Contractivity Analysis and Control Design for Lur'e Systems: Lipschitz, Incrementally Sector Bounded, and Monotone Nonlinearities
Ryotaro Shima, Alexander Davydov, Francesco Bullo
TL;DR
The paper tackles contractivity verification and controller design for Lur'e systems with nonlinearities that are Lipschitz, incrementally sector bound, or monotone, in both continuous- and discrete-time settings. It derives state-independent LMIs that are necessary and sufficient for strong infinitesimal contraction with respect to a $P$-weighted norm and rate $\eta$, and provides LMIs that yield controller gains via $K$ and $K_\Psi$ from feasible $(W,Z)$. It extends Lipschitz results to the incremental sector-bounded and monotone cases, showing monotonicity as a special case under symmetry, and presents discrete-time analogs of the contraction conditions.

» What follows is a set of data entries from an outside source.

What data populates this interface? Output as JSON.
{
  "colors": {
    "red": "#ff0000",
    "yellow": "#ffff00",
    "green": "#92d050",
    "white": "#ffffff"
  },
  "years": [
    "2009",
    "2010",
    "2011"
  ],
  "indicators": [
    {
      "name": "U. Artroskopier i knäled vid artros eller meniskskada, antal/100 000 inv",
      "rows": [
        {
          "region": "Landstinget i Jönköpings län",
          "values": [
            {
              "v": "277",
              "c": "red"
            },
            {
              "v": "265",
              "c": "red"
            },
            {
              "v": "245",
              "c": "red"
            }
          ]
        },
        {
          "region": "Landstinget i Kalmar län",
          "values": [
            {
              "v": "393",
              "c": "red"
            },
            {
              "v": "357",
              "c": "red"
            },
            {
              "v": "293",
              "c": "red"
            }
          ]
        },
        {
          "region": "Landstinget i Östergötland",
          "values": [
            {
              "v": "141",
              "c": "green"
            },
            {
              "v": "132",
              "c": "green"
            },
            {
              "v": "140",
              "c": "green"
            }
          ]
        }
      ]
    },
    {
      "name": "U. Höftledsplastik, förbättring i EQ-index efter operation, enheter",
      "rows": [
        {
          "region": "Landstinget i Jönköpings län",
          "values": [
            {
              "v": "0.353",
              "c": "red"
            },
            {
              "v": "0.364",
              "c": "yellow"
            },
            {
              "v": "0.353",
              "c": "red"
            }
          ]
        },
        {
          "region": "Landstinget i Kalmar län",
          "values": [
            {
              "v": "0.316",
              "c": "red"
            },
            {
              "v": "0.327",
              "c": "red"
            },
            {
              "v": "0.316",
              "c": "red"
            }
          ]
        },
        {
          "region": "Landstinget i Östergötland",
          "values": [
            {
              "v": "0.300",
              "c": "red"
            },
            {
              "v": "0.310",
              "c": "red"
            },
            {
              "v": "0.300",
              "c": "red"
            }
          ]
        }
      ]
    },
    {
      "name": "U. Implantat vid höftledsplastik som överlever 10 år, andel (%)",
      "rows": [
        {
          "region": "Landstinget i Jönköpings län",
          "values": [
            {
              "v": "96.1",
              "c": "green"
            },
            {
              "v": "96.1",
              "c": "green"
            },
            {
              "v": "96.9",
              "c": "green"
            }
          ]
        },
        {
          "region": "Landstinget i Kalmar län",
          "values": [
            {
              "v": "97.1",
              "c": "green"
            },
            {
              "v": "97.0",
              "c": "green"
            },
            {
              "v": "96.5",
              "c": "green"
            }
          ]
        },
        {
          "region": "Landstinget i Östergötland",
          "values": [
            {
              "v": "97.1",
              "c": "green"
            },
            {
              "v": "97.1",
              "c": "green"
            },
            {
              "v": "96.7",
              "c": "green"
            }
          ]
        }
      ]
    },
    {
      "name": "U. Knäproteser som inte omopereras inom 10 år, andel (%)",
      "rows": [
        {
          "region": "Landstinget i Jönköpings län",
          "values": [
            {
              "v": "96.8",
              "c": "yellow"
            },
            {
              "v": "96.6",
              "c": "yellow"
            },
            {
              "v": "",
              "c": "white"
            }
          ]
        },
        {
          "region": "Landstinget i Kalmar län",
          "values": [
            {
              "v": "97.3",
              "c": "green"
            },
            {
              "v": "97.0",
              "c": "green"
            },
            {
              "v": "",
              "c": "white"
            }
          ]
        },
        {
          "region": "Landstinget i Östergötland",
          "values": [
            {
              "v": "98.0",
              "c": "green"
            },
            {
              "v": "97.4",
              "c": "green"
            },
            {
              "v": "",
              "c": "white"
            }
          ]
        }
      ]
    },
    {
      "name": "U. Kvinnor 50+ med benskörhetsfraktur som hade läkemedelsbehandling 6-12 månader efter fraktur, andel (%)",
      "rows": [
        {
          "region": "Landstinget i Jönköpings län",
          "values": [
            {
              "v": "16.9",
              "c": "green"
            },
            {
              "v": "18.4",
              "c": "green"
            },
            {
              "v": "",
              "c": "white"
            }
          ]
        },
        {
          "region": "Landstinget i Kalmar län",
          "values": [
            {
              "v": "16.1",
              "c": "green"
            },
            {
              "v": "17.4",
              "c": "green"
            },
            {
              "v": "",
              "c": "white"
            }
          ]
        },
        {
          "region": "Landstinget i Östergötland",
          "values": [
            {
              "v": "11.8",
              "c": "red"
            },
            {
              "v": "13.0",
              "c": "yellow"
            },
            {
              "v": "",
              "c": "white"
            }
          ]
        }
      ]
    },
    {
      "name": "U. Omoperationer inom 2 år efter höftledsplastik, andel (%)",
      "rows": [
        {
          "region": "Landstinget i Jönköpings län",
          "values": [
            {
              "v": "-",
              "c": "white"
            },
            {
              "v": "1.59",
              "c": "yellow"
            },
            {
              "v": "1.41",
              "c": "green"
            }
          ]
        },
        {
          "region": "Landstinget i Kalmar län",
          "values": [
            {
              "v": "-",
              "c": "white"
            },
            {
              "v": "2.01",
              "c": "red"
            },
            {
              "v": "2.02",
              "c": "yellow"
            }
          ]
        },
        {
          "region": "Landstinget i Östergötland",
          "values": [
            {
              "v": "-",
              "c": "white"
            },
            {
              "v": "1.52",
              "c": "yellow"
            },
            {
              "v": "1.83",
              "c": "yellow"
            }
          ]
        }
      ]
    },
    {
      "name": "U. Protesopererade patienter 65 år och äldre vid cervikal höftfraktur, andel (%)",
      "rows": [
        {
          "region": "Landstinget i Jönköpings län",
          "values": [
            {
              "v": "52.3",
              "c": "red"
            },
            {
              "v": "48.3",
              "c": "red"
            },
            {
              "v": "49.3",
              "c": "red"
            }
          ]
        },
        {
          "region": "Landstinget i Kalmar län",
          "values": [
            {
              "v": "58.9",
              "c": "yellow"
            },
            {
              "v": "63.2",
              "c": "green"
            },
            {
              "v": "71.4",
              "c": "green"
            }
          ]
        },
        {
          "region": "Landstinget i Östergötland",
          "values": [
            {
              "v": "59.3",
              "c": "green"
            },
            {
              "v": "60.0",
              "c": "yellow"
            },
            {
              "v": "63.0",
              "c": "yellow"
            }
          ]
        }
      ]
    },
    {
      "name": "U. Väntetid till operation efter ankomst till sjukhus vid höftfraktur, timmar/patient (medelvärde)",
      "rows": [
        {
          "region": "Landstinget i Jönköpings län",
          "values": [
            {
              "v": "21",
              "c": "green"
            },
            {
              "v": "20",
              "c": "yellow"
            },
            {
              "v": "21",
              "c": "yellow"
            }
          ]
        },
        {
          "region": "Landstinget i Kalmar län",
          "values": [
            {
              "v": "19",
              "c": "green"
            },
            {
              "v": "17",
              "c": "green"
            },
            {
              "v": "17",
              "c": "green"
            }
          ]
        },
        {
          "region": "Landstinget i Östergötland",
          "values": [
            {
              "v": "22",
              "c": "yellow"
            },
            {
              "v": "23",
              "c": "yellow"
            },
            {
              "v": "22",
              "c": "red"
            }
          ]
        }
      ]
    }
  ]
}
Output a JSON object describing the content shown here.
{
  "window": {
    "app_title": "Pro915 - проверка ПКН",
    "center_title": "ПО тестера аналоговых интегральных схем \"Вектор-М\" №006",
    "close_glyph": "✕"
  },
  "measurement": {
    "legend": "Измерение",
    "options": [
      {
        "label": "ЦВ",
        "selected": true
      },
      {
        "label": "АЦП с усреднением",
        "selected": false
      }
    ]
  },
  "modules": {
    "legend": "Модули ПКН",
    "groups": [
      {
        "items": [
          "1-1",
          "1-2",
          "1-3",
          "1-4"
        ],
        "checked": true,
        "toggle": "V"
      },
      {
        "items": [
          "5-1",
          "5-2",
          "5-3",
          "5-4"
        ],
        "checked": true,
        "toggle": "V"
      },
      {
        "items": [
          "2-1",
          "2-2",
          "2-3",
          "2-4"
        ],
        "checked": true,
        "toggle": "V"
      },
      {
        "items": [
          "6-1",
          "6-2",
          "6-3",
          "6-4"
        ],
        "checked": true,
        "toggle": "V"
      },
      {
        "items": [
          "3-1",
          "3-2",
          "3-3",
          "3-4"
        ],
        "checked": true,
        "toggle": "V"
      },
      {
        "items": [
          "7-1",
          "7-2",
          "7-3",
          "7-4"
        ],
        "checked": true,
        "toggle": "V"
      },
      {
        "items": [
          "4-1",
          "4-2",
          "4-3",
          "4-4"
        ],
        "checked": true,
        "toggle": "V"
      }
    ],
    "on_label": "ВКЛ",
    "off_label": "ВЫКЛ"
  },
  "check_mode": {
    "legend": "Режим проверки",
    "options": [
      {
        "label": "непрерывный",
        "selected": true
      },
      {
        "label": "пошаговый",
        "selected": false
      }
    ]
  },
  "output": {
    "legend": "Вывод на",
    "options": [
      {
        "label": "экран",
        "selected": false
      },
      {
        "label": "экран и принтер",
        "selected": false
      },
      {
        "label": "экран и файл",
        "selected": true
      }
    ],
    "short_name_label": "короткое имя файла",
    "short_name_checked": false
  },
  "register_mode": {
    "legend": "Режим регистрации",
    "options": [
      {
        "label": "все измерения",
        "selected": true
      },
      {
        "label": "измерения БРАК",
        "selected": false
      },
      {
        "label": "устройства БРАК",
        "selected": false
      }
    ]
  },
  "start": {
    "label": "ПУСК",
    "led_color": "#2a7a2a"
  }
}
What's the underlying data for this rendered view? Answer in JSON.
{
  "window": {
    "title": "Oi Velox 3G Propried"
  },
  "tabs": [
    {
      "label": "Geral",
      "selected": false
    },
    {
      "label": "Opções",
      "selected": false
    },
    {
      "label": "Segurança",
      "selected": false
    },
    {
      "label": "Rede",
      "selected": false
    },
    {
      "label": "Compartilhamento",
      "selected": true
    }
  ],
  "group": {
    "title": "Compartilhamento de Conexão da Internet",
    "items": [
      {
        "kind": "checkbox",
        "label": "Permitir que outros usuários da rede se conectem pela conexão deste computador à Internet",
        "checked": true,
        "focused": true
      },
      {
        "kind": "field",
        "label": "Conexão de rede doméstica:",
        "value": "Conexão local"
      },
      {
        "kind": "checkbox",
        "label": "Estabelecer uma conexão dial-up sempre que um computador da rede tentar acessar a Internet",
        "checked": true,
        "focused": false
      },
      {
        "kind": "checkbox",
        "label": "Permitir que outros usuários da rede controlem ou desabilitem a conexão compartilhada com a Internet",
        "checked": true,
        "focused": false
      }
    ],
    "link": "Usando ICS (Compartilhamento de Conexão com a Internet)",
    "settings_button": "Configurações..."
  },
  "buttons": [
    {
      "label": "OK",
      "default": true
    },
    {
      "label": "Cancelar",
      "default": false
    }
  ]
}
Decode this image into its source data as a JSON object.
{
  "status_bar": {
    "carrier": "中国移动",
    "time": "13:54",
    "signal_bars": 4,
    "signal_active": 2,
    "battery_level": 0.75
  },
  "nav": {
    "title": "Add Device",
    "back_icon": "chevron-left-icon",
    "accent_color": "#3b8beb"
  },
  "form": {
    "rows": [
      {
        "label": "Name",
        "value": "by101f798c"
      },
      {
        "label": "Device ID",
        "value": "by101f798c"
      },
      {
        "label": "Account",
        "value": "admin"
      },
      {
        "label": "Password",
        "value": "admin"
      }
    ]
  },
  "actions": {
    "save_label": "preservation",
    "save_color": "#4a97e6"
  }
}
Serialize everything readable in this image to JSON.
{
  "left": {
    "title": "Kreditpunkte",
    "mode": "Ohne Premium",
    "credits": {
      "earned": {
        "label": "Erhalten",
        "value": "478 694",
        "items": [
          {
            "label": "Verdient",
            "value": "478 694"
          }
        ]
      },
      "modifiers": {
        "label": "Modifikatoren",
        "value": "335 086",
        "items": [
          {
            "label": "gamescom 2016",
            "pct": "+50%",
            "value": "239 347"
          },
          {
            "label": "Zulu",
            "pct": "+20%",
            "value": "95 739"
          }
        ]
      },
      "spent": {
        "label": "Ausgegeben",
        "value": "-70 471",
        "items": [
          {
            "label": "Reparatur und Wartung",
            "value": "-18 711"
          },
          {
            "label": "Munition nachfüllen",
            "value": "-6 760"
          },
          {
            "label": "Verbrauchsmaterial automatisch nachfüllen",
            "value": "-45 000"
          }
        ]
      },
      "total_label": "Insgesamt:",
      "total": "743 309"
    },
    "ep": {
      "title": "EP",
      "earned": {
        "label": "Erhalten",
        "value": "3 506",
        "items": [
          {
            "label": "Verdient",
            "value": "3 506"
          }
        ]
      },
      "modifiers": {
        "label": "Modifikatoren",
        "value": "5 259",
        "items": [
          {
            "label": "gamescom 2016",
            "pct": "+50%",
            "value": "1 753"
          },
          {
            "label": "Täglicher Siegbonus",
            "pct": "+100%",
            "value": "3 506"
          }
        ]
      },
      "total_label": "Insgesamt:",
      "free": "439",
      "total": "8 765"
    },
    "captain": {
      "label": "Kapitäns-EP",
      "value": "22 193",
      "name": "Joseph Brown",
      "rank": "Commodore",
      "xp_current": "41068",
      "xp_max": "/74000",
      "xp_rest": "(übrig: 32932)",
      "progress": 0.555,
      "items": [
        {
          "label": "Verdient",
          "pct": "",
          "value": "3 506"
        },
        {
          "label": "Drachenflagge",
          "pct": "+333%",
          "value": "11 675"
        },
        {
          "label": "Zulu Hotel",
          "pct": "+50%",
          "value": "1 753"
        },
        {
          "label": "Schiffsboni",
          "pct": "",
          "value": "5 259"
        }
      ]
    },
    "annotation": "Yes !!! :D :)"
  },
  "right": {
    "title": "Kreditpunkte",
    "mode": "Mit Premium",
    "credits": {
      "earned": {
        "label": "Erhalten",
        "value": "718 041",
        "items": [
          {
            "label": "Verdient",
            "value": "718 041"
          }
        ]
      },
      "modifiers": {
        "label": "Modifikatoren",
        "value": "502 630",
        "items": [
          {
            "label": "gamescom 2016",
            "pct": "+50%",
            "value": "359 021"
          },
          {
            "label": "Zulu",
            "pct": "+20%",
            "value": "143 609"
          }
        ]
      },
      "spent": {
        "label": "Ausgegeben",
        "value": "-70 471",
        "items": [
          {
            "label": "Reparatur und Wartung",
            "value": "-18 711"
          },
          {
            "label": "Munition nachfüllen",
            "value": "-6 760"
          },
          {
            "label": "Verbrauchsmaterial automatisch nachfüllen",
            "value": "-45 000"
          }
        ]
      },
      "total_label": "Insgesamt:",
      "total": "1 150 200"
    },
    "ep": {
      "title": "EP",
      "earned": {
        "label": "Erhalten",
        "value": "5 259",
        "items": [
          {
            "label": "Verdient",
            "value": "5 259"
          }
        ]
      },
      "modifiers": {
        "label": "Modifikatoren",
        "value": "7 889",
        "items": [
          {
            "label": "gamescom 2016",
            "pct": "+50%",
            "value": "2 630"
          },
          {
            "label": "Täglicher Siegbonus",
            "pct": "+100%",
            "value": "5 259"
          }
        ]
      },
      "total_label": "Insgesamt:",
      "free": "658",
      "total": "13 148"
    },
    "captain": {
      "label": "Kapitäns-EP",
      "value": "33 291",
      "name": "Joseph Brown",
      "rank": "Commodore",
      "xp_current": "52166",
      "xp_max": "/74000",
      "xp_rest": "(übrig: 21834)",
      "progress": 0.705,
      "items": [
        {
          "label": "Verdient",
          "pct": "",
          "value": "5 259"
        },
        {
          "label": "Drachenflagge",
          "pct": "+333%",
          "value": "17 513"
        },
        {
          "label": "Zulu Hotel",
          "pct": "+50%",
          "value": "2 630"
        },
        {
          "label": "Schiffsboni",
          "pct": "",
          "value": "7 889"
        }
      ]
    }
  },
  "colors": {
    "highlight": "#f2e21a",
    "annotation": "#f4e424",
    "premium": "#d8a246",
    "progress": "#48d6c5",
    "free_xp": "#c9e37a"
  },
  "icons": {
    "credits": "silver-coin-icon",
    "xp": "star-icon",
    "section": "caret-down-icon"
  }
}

A numerical controller-design example demonstrates feasibility and contraction of the closed-loop system, highlighting practical applicability to tube-MPC and PI-like schemes in nonlinear control.
Abstract
In this paper, we study the contractivity of Lur'e dynamical systems whose nonlinearity is either Lipschitz, incrementally sector bounded, or monotone. We consider both the discrete- and continuous-time settings. In each case, we provide state-independent linear matrix inequalities (LMIs) which are necessary and sufficient for contractivity. Additionally, we provide LMIs for the design of controller gains such that the closed-loop system is contracting. Finally, we provide a numerical example for control design.